Data quality of the usage data

github-copilot-resources / copilot-metrics-viewer

Tool to visualize the Copilot metrics provided via the Copilot Business Metrics API (current in public beta)

https://copilot-metrics-viewer-gthcc5cmd9ebf2ff.westeurope-01.azurewebsites.net/

MIT License

308 stars 155 forks source link

Data quality of the usage data #54

Open DevOps-zhuang opened 5 months ago

DevOps-zhuang commented 5 months ago

As we are adding more features for the github copilot usage API, we found the data returned by the copilot API are not always complete. so I summary the below data missing scenarios, and are considerring exposing such missing in the copilot view tool. is it needed?

Data missing scenarios:

1) No data for some day, even it is within past 28 days.
2) total_lines_suggested are zero, even there are datas. 3) the breakdown is empty.

martedesco commented 4 months ago

@DevOps-zhuang , thanks for sharing these insights. I think it is indeed important to consider these gaps in the visualization tool. I will keep a note on that.

Regarding the data quality, it is important to highlight that the API is currently in beta, and there may be some gaps as we continue to refine the service towards general availability. If these gaps are substantial and impact the adoption analysis, I encourage you to reach out to your account manager, who can connect with the appropriate teams within GitHub to ensure our team can follow up on these issues. 🙏🏼 cc: @djopatrny

djopatrny commented 4 months ago

Thanks for your feedback @DevOps-zhuang - when was the last time you pulled the data? As @martedesco we are making incremental improvements to the data quality during the beta while we prepare for the GA release.

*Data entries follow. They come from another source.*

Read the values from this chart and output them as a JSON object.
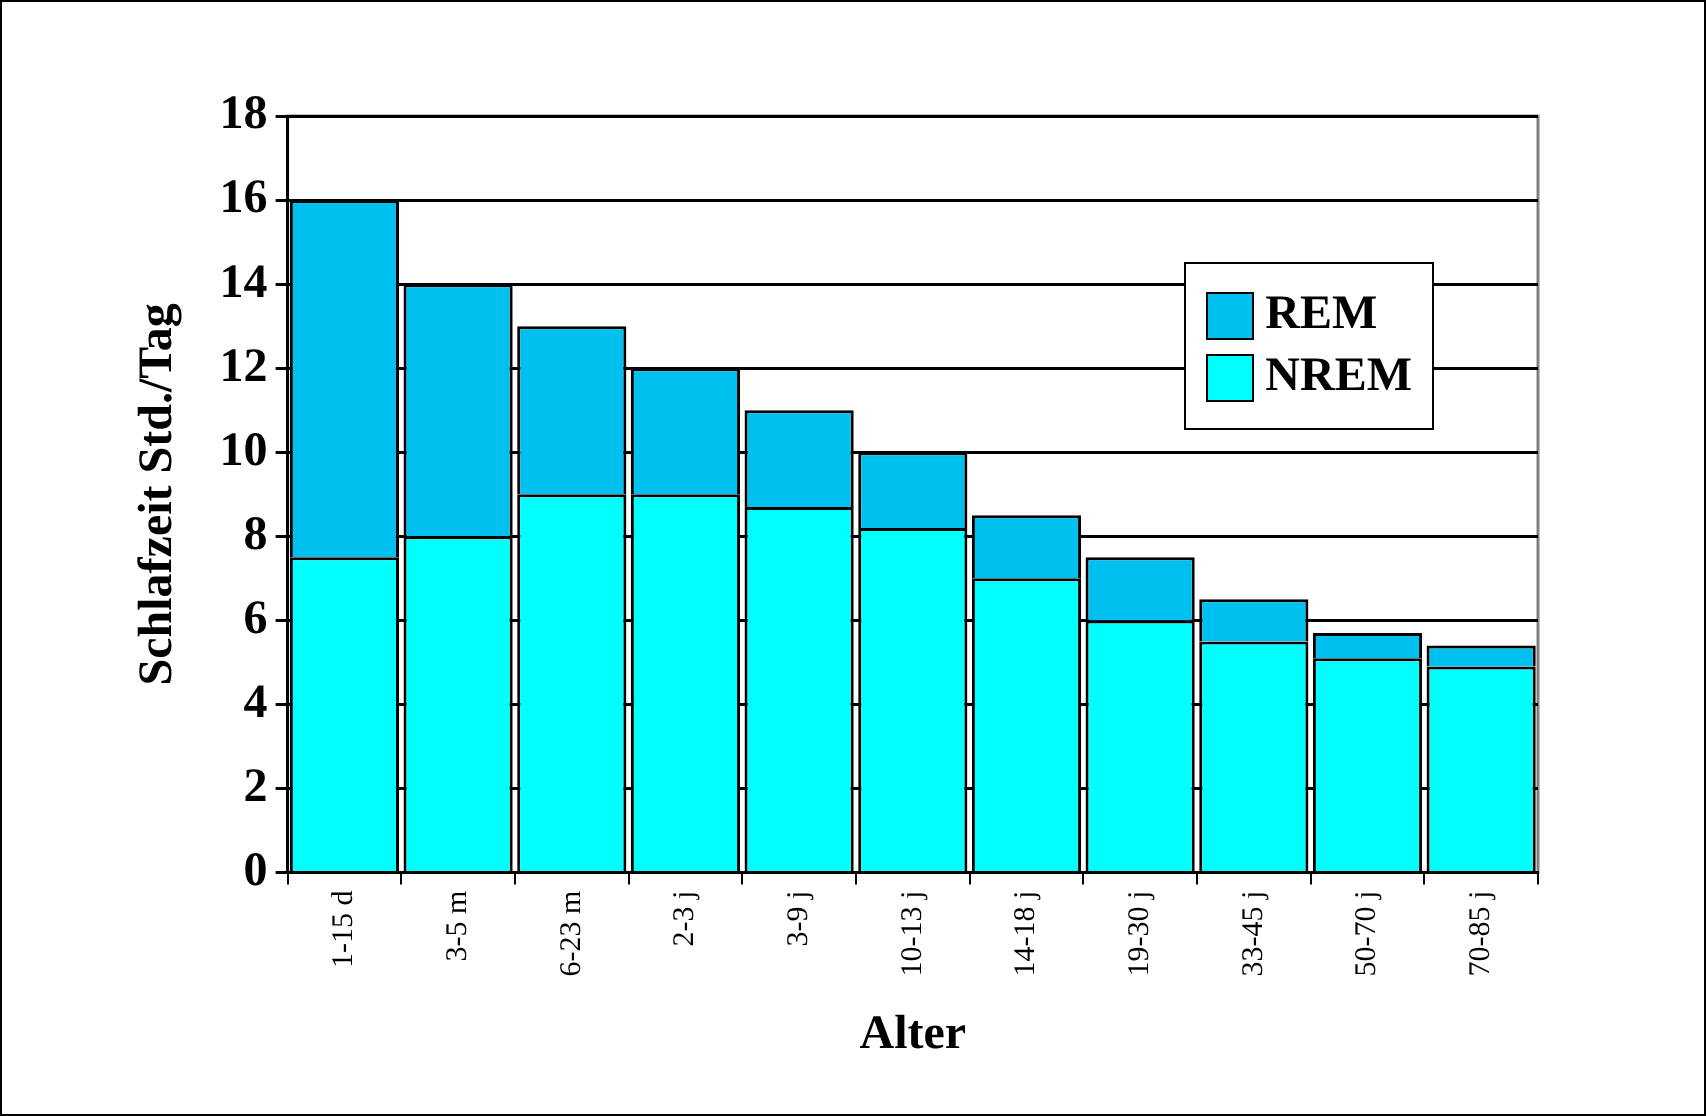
{
  "chart_data": {
    "type": "bar",
    "stacked": true,
    "xlabel": "Alter",
    "ylabel": "Schlafzeit Std./Tag",
    "categories": [
      "1-15 d",
      "3-5 m",
      "6-23 m",
      "2-3 j",
      "3-9 j",
      "10-13 j",
      "14-18 j",
      "19-30 j",
      "33-45 j",
      "50-70 j",
      "70-85 j"
    ],
    "series": [
      {
        "name": "NREM",
        "color": "#00ffff",
        "values": [
          7.5,
          8,
          9,
          9,
          8.7,
          8.2,
          7,
          6,
          5.5,
          5.1,
          4.9
        ]
      },
      {
        "name": "REM",
        "color": "#00c0f0",
        "values": [
          8.5,
          6,
          4,
          3,
          2.3,
          1.8,
          1.5,
          1.5,
          1.0,
          0.6,
          0.5
        ]
      }
    ],
    "ylim": [
      0,
      18
    ],
    "yticks": [
      0,
      2,
      4,
      6,
      8,
      10,
      12,
      14,
      16,
      18
    ],
    "grid": "y",
    "legend": "top right"
  }
}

DevOps-zhuang commented 4 months ago

I understand this API is in beta, so we hope it can notice such issues and fix it :-) and to make it more visible. I am adding a feature to check the data quality in the copilot view tools. it will check the data for unconsistent data/breakdowns is empty/total suggestion count is 0.

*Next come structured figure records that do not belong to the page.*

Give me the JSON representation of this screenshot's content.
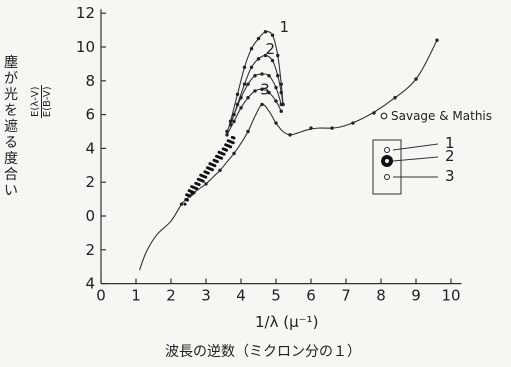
{
  "chart_data": {
    "type": "line",
    "ylabel_vertical": "塵が光を遮る度合い",
    "ylabel_ratio_numerator": "E(λ-V)",
    "ylabel_ratio_denominator": "E(B-V)",
    "xlabel": "1/λ (μ⁻¹)",
    "caption": "波長の逆数（ミクロン分の１）",
    "xlim": [
      0,
      11
    ],
    "ylim": [
      -4,
      12
    ],
    "x_ticks": [
      "0",
      "1",
      "2",
      "3",
      "4",
      "5",
      "6",
      "7",
      "8",
      "9",
      "10"
    ],
    "y_ticks": [
      {
        "v": 12,
        "label": "12"
      },
      {
        "v": 10,
        "label": "10"
      },
      {
        "v": 8,
        "label": "8"
      },
      {
        "v": 6,
        "label": "6"
      },
      {
        "v": 4,
        "label": "4"
      },
      {
        "v": 2,
        "label": "2"
      },
      {
        "v": 0,
        "label": "0"
      },
      {
        "v": -2,
        "label": "2"
      },
      {
        "v": -4,
        "label": "4"
      }
    ],
    "series": [
      {
        "key": "main",
        "points": [
          [
            1.1,
            -3.2
          ],
          [
            1.3,
            -2.1
          ],
          [
            1.6,
            -1.1
          ],
          [
            2.0,
            -0.3
          ],
          [
            2.3,
            0.7
          ],
          [
            2.4,
            0.9
          ],
          [
            2.6,
            1.3
          ],
          [
            2.8,
            1.6
          ],
          [
            3.0,
            1.9
          ],
          [
            3.2,
            2.3
          ],
          [
            3.4,
            2.7
          ],
          [
            3.6,
            3.2
          ],
          [
            3.8,
            3.7
          ],
          [
            4.0,
            4.3
          ],
          [
            4.2,
            5.0
          ],
          [
            4.4,
            5.9
          ],
          [
            4.6,
            6.6
          ],
          [
            4.8,
            6.2
          ],
          [
            5.0,
            5.5
          ],
          [
            5.2,
            5.0
          ],
          [
            5.4,
            4.8
          ],
          [
            5.6,
            4.9
          ],
          [
            5.9,
            5.1
          ],
          [
            6.2,
            5.2
          ],
          [
            6.8,
            5.25
          ],
          [
            7.5,
            5.8
          ],
          [
            8.2,
            6.7
          ],
          [
            9.0,
            8.1
          ],
          [
            9.6,
            10.4
          ]
        ],
        "markers": [
          [
            2.3,
            0.7
          ],
          [
            2.6,
            1.3
          ],
          [
            3.0,
            1.9
          ],
          [
            3.4,
            2.7
          ],
          [
            3.8,
            3.7
          ],
          [
            4.2,
            5.0
          ],
          [
            4.6,
            6.6
          ],
          [
            5.0,
            5.5
          ],
          [
            5.4,
            4.8
          ],
          [
            6.0,
            5.2
          ],
          [
            6.6,
            5.2
          ],
          [
            7.2,
            5.5
          ],
          [
            7.8,
            6.1
          ],
          [
            8.4,
            7.0
          ],
          [
            9.0,
            8.1
          ],
          [
            9.6,
            10.4
          ]
        ]
      },
      {
        "key": "curve1",
        "label": "1",
        "label_at": [
          5.1,
          10.9
        ],
        "points": [
          [
            3.7,
            5.6
          ],
          [
            3.9,
            7.2
          ],
          [
            4.1,
            8.8
          ],
          [
            4.3,
            9.9
          ],
          [
            4.5,
            10.5
          ],
          [
            4.7,
            10.9
          ],
          [
            4.9,
            10.7
          ],
          [
            5.05,
            9.5
          ],
          [
            5.15,
            7.8
          ],
          [
            5.2,
            6.6
          ]
        ]
      },
      {
        "key": "curve2",
        "label": "2",
        "label_at": [
          4.7,
          9.6
        ],
        "points": [
          [
            3.7,
            5.4
          ],
          [
            3.9,
            6.6
          ],
          [
            4.1,
            7.8
          ],
          [
            4.3,
            8.8
          ],
          [
            4.5,
            9.3
          ],
          [
            4.7,
            9.5
          ],
          [
            4.9,
            9.2
          ],
          [
            5.05,
            8.3
          ],
          [
            5.15,
            7.3
          ],
          [
            5.2,
            6.6
          ]
        ]
      },
      {
        "key": "curve3a",
        "points": [
          [
            3.6,
            5.0
          ],
          [
            3.8,
            6.0
          ],
          [
            4.0,
            7.0
          ],
          [
            4.2,
            7.8
          ],
          [
            4.4,
            8.3
          ],
          [
            4.6,
            8.4
          ],
          [
            4.8,
            8.3
          ],
          [
            5.0,
            7.6
          ],
          [
            5.15,
            6.6
          ]
        ]
      },
      {
        "key": "curve3b",
        "label": "3",
        "label_at": [
          4.55,
          7.2
        ],
        "points": [
          [
            3.6,
            4.8
          ],
          [
            3.8,
            5.6
          ],
          [
            4.0,
            6.4
          ],
          [
            4.2,
            7.0
          ],
          [
            4.4,
            7.4
          ],
          [
            4.6,
            7.5
          ],
          [
            4.8,
            7.3
          ],
          [
            5.0,
            6.8
          ],
          [
            5.15,
            6.2
          ]
        ]
      }
    ],
    "legend": {
      "title": "Savage & Mathis",
      "items": [
        "1",
        "2",
        "3"
      ]
    }
  }
}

DevOps-zhuang commented 4 months ago

Thanks for your feedback @DevOps-zhuang - when was the last time you pulled the data? As @martedesco we are making incremental improvements to the data quality during the beta while we prepare for the GA release.

I checked it each day, and I am also adding a featuer to save the persistent data. so if the latest fetch can get more data, it will write to the file to fix the gap. and will keep watching it, thanks!